A preliminary report from the NTSB and nearly all of the lawsuits filed in the wake of the derailment assert the deadly derailment could have been prevented had positive train control been in operation last December. The oft-delayed technology was in the process of being installed at that time.
Matkin said train ridership in the Seattle to Portland corridor dipped in the aftermath of last December's deadly crash. But passenger numbers have rebounded, with this year's numbers now comparable to last year.
"Dec. 18 is a somber anniversary for all of us at Amtrak," said a statement emailed by Amtrak spokeswoman Olivia Irvin from Oakland, California. "We remain profoundly sorry for everyone who was impacted by this tragic event – including our customers, the motorists on Interstate 5, and the crew on Train 501, along with their families and the greater community."
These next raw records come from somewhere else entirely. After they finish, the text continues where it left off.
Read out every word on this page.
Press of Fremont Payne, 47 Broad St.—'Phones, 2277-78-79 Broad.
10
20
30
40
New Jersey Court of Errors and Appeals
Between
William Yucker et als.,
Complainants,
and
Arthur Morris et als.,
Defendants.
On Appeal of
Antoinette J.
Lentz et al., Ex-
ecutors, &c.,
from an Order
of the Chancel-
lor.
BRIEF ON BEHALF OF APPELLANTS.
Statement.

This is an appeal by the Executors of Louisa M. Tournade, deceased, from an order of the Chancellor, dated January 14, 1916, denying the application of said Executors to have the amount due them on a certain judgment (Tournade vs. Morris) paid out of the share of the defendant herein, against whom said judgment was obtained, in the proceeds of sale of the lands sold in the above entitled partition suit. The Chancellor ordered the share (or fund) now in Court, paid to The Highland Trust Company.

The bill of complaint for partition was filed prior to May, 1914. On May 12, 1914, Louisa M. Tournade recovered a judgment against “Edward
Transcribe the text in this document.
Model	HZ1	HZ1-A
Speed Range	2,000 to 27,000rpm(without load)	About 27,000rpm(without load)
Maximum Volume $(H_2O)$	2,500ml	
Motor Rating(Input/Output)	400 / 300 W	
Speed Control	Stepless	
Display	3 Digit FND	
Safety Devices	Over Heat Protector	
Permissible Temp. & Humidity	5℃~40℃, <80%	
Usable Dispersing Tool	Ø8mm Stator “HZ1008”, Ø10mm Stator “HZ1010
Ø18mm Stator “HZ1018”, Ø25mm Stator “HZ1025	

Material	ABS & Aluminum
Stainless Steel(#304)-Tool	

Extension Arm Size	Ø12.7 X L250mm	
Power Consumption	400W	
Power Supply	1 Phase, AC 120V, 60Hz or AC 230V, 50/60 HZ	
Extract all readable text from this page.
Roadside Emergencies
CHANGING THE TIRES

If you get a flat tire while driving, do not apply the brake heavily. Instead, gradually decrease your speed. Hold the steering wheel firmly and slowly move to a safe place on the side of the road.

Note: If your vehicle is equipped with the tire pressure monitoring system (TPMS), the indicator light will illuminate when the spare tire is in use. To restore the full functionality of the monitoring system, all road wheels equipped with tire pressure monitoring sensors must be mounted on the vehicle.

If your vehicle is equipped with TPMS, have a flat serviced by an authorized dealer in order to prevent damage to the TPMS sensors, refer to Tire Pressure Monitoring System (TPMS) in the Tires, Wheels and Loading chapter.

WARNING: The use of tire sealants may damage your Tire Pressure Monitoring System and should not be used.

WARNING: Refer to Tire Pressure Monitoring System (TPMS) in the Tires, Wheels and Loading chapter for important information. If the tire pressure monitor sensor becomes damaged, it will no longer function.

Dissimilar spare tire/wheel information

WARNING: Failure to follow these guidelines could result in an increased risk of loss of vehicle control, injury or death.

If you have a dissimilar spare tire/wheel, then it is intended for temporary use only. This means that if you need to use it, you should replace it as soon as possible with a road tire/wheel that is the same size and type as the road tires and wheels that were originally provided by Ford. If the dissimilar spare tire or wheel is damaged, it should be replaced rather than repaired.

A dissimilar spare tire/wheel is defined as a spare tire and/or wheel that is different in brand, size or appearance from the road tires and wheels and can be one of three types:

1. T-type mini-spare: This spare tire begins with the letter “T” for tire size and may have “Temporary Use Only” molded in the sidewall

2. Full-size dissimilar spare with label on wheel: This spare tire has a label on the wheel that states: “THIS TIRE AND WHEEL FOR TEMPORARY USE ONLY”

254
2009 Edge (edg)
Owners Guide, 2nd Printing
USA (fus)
"We are continuing to cooperate fully with the NTSB’s ongoing investigation, and we will work with them on their findings," Friday’s statement went on to say.
Irvin wrote that the railway has taken many actions over the past year "to make Amtrak safer today." Those include a multi-million dollar upgrade to a data management system to better identify safety trends.
Amtrak said it also rolled out a "new comprehensive process" for how to train and qualify train engineers and crews to work on new routes. Inadequate training is one of the allegations raised in the lawsuits of people injured after they boarded Amtrak’s inaugural run with paying passengers on the Point Defiance Bypass.